Eat the Rich is a short piece wanting to be thought provoking. Taking on the titular old slogan, the game takes it literally, showing that eating those billionaires would only result in realising there are still rich people out there, that maybe should be eaten too so it would be more fair. Or maybe wealth could be distributed instead and… oh wait, now we have more rich people and look there are still poor people in that other country.
So, what should we do? Is Eat the Rich the right way of looking at things? The message the author is trying to push forward is to take another approach on the matter. Rather than eating the rich, we should look into one’s self and… realise we’re actually richer than other people, and appreciate what we have.
Inspired by their personal background and realisations, the message ends up feeling preachy and tone-deaf (which the author already conceded).
To me, it made me think of those people pointing out at cancer patients when you’re complaining about a headache and berating you for not realising how lucky you are. Even if people share a trait (e.g. pain, feeling poor), situations can be completely different, with neither being unworthy of space. Knowing you’re part of the worldwide 1% won’t really matter to you if you’re already counting pennies.

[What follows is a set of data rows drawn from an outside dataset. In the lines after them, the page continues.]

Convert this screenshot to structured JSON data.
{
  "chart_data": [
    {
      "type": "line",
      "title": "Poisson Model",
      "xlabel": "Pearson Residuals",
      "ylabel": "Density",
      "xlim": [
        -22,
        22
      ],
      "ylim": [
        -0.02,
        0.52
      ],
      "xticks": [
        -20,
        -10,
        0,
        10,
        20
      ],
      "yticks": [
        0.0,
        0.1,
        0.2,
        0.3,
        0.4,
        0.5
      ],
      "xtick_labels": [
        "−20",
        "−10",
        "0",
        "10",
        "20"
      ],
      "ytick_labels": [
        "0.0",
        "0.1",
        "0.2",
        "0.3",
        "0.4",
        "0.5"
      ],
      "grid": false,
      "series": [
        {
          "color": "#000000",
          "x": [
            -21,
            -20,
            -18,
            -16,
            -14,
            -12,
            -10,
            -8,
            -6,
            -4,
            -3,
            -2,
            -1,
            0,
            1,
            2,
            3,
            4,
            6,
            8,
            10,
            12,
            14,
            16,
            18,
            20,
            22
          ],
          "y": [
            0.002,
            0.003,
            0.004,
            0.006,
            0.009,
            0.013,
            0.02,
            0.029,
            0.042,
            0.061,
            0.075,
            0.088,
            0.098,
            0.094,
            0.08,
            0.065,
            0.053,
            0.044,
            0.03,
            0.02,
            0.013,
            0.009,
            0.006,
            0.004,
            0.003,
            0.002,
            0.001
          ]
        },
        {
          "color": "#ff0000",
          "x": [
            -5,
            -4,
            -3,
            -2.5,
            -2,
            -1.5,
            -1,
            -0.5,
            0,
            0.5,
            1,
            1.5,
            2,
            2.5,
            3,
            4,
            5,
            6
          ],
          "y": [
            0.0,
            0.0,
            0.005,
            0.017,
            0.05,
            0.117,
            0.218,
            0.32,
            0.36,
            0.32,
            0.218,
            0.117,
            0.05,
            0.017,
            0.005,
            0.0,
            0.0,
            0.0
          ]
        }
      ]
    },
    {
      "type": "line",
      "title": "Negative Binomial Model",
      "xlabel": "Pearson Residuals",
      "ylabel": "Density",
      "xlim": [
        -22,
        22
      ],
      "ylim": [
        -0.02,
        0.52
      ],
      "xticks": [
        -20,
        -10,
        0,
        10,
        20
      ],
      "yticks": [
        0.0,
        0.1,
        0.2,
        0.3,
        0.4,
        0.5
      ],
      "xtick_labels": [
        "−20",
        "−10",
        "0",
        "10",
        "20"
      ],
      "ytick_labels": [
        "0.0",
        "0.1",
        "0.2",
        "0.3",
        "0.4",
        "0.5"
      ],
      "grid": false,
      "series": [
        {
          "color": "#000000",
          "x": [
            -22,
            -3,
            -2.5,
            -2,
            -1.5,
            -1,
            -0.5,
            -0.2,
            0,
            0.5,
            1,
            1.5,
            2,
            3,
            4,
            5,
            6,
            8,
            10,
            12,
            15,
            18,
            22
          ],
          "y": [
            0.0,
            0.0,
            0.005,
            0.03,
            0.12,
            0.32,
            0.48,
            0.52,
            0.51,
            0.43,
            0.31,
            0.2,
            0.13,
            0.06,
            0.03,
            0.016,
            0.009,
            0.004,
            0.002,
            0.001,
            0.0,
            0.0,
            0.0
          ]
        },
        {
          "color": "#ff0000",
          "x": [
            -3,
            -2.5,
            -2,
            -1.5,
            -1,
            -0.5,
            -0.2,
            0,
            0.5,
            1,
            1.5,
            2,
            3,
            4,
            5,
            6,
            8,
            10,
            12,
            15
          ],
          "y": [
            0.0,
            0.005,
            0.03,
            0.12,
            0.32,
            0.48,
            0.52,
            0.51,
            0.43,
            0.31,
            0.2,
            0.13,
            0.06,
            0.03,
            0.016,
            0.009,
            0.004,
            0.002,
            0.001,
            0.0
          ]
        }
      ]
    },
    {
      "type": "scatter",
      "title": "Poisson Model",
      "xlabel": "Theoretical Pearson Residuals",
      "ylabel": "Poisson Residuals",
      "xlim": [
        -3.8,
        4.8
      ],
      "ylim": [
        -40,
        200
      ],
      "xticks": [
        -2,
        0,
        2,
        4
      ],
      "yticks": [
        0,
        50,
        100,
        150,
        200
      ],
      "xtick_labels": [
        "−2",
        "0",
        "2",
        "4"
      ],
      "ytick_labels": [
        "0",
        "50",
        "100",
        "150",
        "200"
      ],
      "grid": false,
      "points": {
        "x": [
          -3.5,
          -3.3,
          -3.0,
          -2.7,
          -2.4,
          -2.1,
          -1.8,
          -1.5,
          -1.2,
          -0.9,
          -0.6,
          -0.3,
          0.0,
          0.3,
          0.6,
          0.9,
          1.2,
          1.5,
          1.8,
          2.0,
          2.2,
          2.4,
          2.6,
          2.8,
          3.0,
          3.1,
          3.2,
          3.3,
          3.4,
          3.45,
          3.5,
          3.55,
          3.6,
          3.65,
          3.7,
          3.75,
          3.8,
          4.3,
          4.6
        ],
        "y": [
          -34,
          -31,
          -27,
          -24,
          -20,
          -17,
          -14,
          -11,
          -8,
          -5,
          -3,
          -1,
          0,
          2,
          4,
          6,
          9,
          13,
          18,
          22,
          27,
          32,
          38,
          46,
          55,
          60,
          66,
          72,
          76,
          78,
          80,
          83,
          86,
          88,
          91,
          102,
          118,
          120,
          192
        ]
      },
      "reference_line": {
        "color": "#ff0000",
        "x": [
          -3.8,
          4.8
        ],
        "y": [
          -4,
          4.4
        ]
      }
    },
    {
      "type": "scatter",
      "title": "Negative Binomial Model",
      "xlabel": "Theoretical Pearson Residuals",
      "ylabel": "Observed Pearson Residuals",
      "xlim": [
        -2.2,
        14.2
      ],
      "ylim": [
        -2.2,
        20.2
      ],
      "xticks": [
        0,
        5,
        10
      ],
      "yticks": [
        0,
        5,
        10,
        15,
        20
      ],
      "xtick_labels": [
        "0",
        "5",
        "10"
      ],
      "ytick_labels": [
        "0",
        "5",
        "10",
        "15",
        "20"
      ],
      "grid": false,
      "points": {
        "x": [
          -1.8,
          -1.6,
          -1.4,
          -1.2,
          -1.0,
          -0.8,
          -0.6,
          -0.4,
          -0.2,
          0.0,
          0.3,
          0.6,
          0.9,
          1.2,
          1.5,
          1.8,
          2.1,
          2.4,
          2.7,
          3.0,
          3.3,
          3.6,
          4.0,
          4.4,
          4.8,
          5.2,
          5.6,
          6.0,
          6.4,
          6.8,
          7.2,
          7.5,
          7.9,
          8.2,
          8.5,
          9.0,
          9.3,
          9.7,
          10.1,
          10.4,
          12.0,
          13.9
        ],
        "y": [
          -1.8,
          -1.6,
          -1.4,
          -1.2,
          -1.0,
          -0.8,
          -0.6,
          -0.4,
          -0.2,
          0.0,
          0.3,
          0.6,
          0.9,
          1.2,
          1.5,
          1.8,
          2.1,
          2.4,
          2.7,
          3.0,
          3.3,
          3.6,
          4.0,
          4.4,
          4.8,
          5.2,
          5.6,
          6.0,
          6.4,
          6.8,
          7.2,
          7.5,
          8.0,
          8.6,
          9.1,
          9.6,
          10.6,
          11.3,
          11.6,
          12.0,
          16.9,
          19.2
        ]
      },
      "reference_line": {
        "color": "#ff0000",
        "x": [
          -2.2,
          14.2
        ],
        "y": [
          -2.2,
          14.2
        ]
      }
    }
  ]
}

It’s a bit of a shame, because the topic (wealth disparity) is all the more important, as many populations are suffering due to inflations while large corporations tout record profits and executive salaries. But the angle was maybe not the right one to tackle it.
Glory to the ghosts of us is a short Ink fanfic piece about Disco Elysium, in which Steban and Ulixes, two infra-materialist, discuss events involving Kras Mazov and Ignus Nilsen, two figures they look up to. Through the conversations, the two debate on whether a certain text is factual or misleading, whether the figures should have met the fate they did or whether they knew certain after-facts. It’s an interesting depiction of younger generations learning about older movements (they themselves follow or are influenced by), and a neat look into the more minor characters of the main game.